In this model, the school connects rural students and their families to different community organizations with which school administrators have created partnerships. Schools expect that linking the rural community with proper resources will, in turn, increase access to health and social services.

The most common ways to integrate school-linked services are creating mobile units to regularly visit the school, creating a collaboration between the school and services available in the community, and offering referrals so rural families can access the services they need.

School-based health centers

This model aims to improve the health of rural students and their families. School-based health centers provide primary healthcare on-site/on school grounds. Many rural students and their families rely on these health centers for primary care, immunizations, dental care, health screenings, and health-based education.
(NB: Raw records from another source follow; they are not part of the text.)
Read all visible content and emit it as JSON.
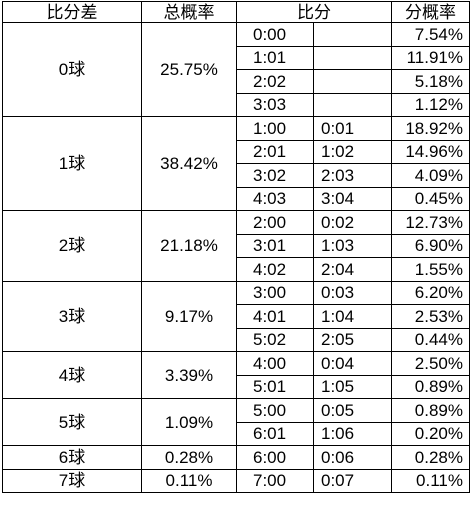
{
  "headers": {
    "diff": "比分差",
    "total_prob": "总概率",
    "score": "比分",
    "score_prob": "分概率"
  },
  "groups": [
    {
      "label": "0球",
      "total": "25.75%",
      "rows": [
        {
          "a": "0:00",
          "b": "",
          "p": "7.54%"
        },
        {
          "a": "1:01",
          "b": "",
          "p": "11.91%"
        },
        {
          "a": "2:02",
          "b": "",
          "p": "5.18%"
        },
        {
          "a": "3:03",
          "b": "",
          "p": "1.12%"
        }
      ]
    },
    {
      "label": "1球",
      "total": "38.42%",
      "rows": [
        {
          "a": "1:00",
          "b": "0:01",
          "p": "18.92%"
        },
        {
          "a": "2:01",
          "b": "1:02",
          "p": "14.96%"
        },
        {
          "a": "3:02",
          "b": "2:03",
          "p": "4.09%"
        },
        {
          "a": "4:03",
          "b": "3:04",
          "p": "0.45%"
        }
      ]
    },
    {
      "label": "2球",
      "total": "21.18%",
      "rows": [
        {
          "a": "2:00",
          "b": "0:02",
          "p": "12.73%"
        },
        {
          "a": "3:01",
          "b": "1:03",
          "p": "6.90%"
        },
        {
          "a": "4:02",
          "b": "2:04",
          "p": "1.55%"
        }
      ]
    },
    {
      "label": "3球",
      "total": "9.17%",
      "rows": [
        {
          "a": "3:00",
          "b": "0:03",
          "p": "6.20%"
        },
        {
          "a": "4:01",
          "b": "1:04",
          "p": "2.53%"
        },
        {
          "a": "5:02",
          "b": "2:05",
          "p": "0.44%"
        }
      ]
    },
    {
      "label": "4球",
      "total": "3.39%",
      "rows": [
        {
          "a": "4:00",
          "b": "0:04",
          "p": "2.50%"
        },
        {
          "a": "5:01",
          "b": "1:05",
          "p": "0.89%"
        }
      ]
    },
    {
      "label": "5球",
      "total": "1.09%",
      "rows": [
        {
          "a": "5:00",
          "b": "0:05",
          "p": "0.89%"
        },
        {
          "a": "6:01",
          "b": "1:06",
          "p": "0.20%"
        }
      ]
    },
    {
      "label": "6球",
      "total": "0.28%",
      "rows": [
        {
          "a": "6:00",
          "b": "0:06",
          "p": "0.28%"
        }
      ]
    },
    {
      "label": "7球",
      "total": "0.11%",
      "rows": [
        {
          "a": "7:00",
          "b": "0:07",
          "p": "0.11%"
        }
      ]
    }
  ]
}
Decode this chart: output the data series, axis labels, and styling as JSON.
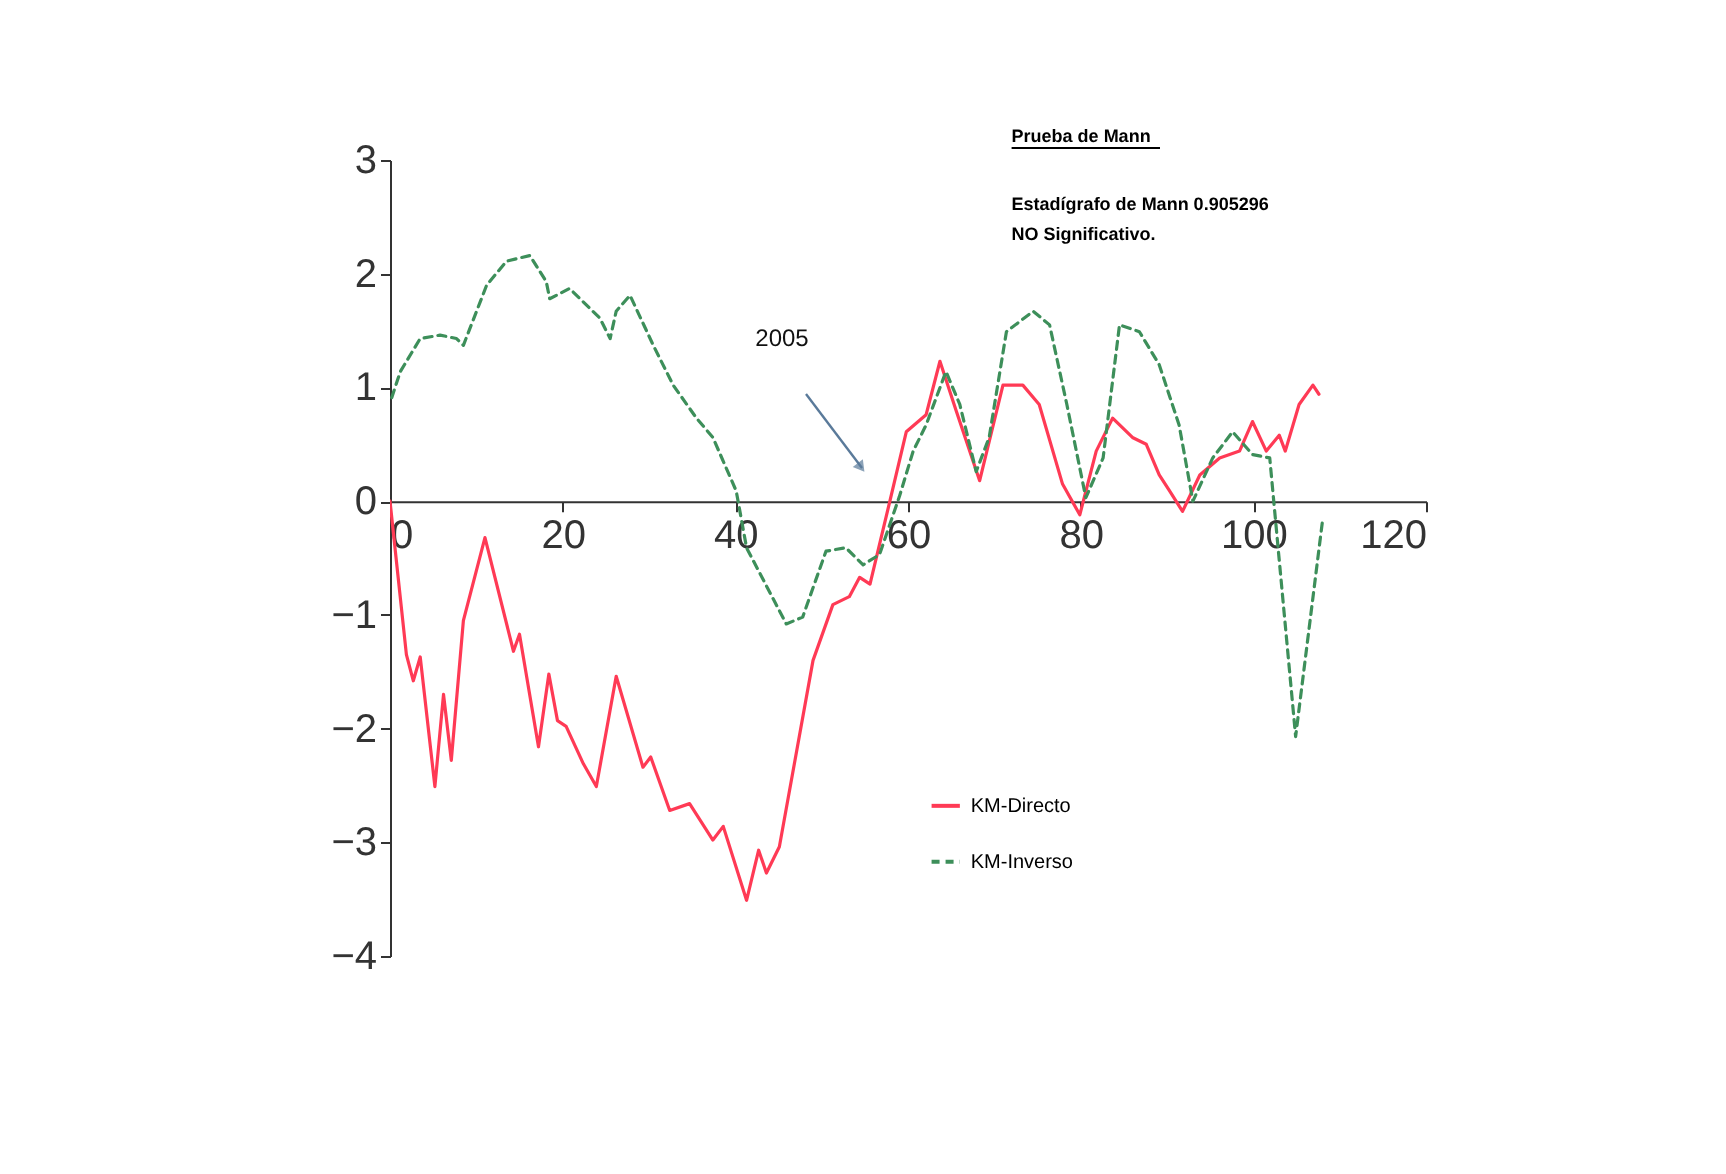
{
  "chart_data": {
    "type": "line",
    "xlim": [
      0,
      120
    ],
    "xticks": [
      0,
      20,
      40,
      60,
      80,
      100,
      120
    ],
    "ylim": [
      -4,
      3
    ],
    "yticks": [
      -4,
      -3,
      -2,
      -1,
      0,
      1,
      2,
      3
    ],
    "grid": false,
    "legend": "bottom",
    "marker": "none",
    "annotations": [
      "Prueba de Mann",
      "Estadígrafo  de Mann    0.905296",
      "NO Significativo.",
      "2005"
    ],
    "series": [
      {
        "name": "KM-Directo",
        "color": "#ff3a55",
        "line_style": "solid",
        "x": [
          0,
          1.9,
          2.7,
          3.5,
          5.2,
          6.2,
          7.1,
          8.5,
          11.0,
          14.3,
          15.0,
          17.2,
          18.4,
          19.4,
          20.4,
          22.4,
          23.9,
          26.2,
          29.3,
          30.2,
          32.4,
          34.7,
          37.4,
          38.6,
          41.3,
          42.7,
          43.6,
          45.1,
          49.0,
          51.3,
          53.2,
          54.4,
          55.6,
          57.9,
          59.8,
          62.1,
          63.7,
          65.6,
          68.3,
          71.0,
          73.3,
          75.2,
          77.9,
          79.9,
          81.8,
          83.7,
          86.0,
          87.6,
          89.1,
          90.3,
          91.8,
          93.8,
          96.1,
          98.4,
          99.9,
          101.5,
          103.0,
          103.7,
          105.3,
          106.9,
          107.6
        ],
        "values": [
          0,
          -1.35,
          -1.58,
          -1.37,
          -2.51,
          -1.7,
          -2.28,
          -1.05,
          -0.32,
          -1.32,
          -1.17,
          -2.16,
          -1.52,
          -1.93,
          -1.98,
          -2.31,
          -2.51,
          -1.54,
          -2.34,
          -2.25,
          -2.72,
          -2.66,
          -2.98,
          -2.86,
          -3.51,
          -3.07,
          -3.27,
          -3.04,
          -1.4,
          -0.91,
          -0.84,
          -0.67,
          -0.73,
          0,
          0.61,
          0.76,
          1.23,
          0.79,
          0.18,
          1.02,
          1.02,
          0.85,
          0.15,
          -0.12,
          0.44,
          0.73,
          0.56,
          0.5,
          0.23,
          0.09,
          -0.09,
          0.23,
          0.38,
          0.44,
          0.7,
          0.44,
          0.58,
          0.44,
          0.85,
          1.02,
          0.94
        ]
      },
      {
        "name": "KM-Inverso",
        "color": "#3d8f5a",
        "line_style": "dashed",
        "x": [
          0.2,
          1.2,
          3.5,
          5.8,
          7.7,
          8.5,
          11.2,
          13.5,
          16.2,
          18.1,
          18.5,
          20.8,
          24.3,
          25.5,
          26.2,
          27.8,
          30.5,
          32.8,
          35.5,
          37.4,
          40.1,
          41.3,
          45.9,
          47.8,
          50.5,
          52.8,
          54.8,
          56.7,
          59.0,
          60.6,
          62.1,
          64.4,
          66.0,
          67.9,
          69.4,
          71.4,
          74.5,
          76.4,
          78.4,
          80.6,
          82.6,
          84.5,
          86.8,
          89.1,
          91.4,
          93.0,
          95.3,
          97.6,
          99.9,
          101.9,
          104.9,
          108.0
        ],
        "values": [
          0.91,
          1.14,
          1.43,
          1.46,
          1.43,
          1.37,
          1.9,
          2.11,
          2.16,
          1.93,
          1.78,
          1.87,
          1.61,
          1.43,
          1.67,
          1.81,
          1.37,
          1.02,
          0.73,
          0.56,
          0.09,
          -0.41,
          -1.08,
          -1.02,
          -0.44,
          -0.41,
          -0.56,
          -0.47,
          0.04,
          0.44,
          0.67,
          1.14,
          0.85,
          0.26,
          0.56,
          1.49,
          1.67,
          1.55,
          0.85,
          0.03,
          0.38,
          1.55,
          1.49,
          1.2,
          0.67,
          0,
          0.38,
          0.61,
          0.41,
          0.38,
          -2.07,
          -0.18
        ]
      }
    ]
  }
}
Creating and implementing school-based health centers have resulted in positive educational outcomes (increased school performance) and improved health outcomes (lowered asthma morbidity, increased contraceptive use, etc.). Approximately 20% of these health centers obtain funding through the Health Resources & Services Administration (HRSA) Health Center Program.

Whole School, Whole Community, Whole Child

This model stems from the Centers for Disease Control and Prevention (CDC), and some rural schools have already started putting this program into practice. Whole School, Whole Community, Whole Child (WSCC) exists so that children can grow and develop as healthy as possible, and its goal is to empower students so that they are safe, engaged, supported, challenged, and healthy.

The WSCC model has ten different components involved to achieve its goal. These components include physical activity, nutritional services, health education, health services, emotional climate, physical environment, psychological services, employee wellness, community involvement, and family engagement. Overall, the WSCC model helps improve learning and health.

Conclusion

When school faculty, parents, students, and community members work together, essential services such as the RSBSP are created to ensure equal access and equal opportunity for all children, including those in rural areas.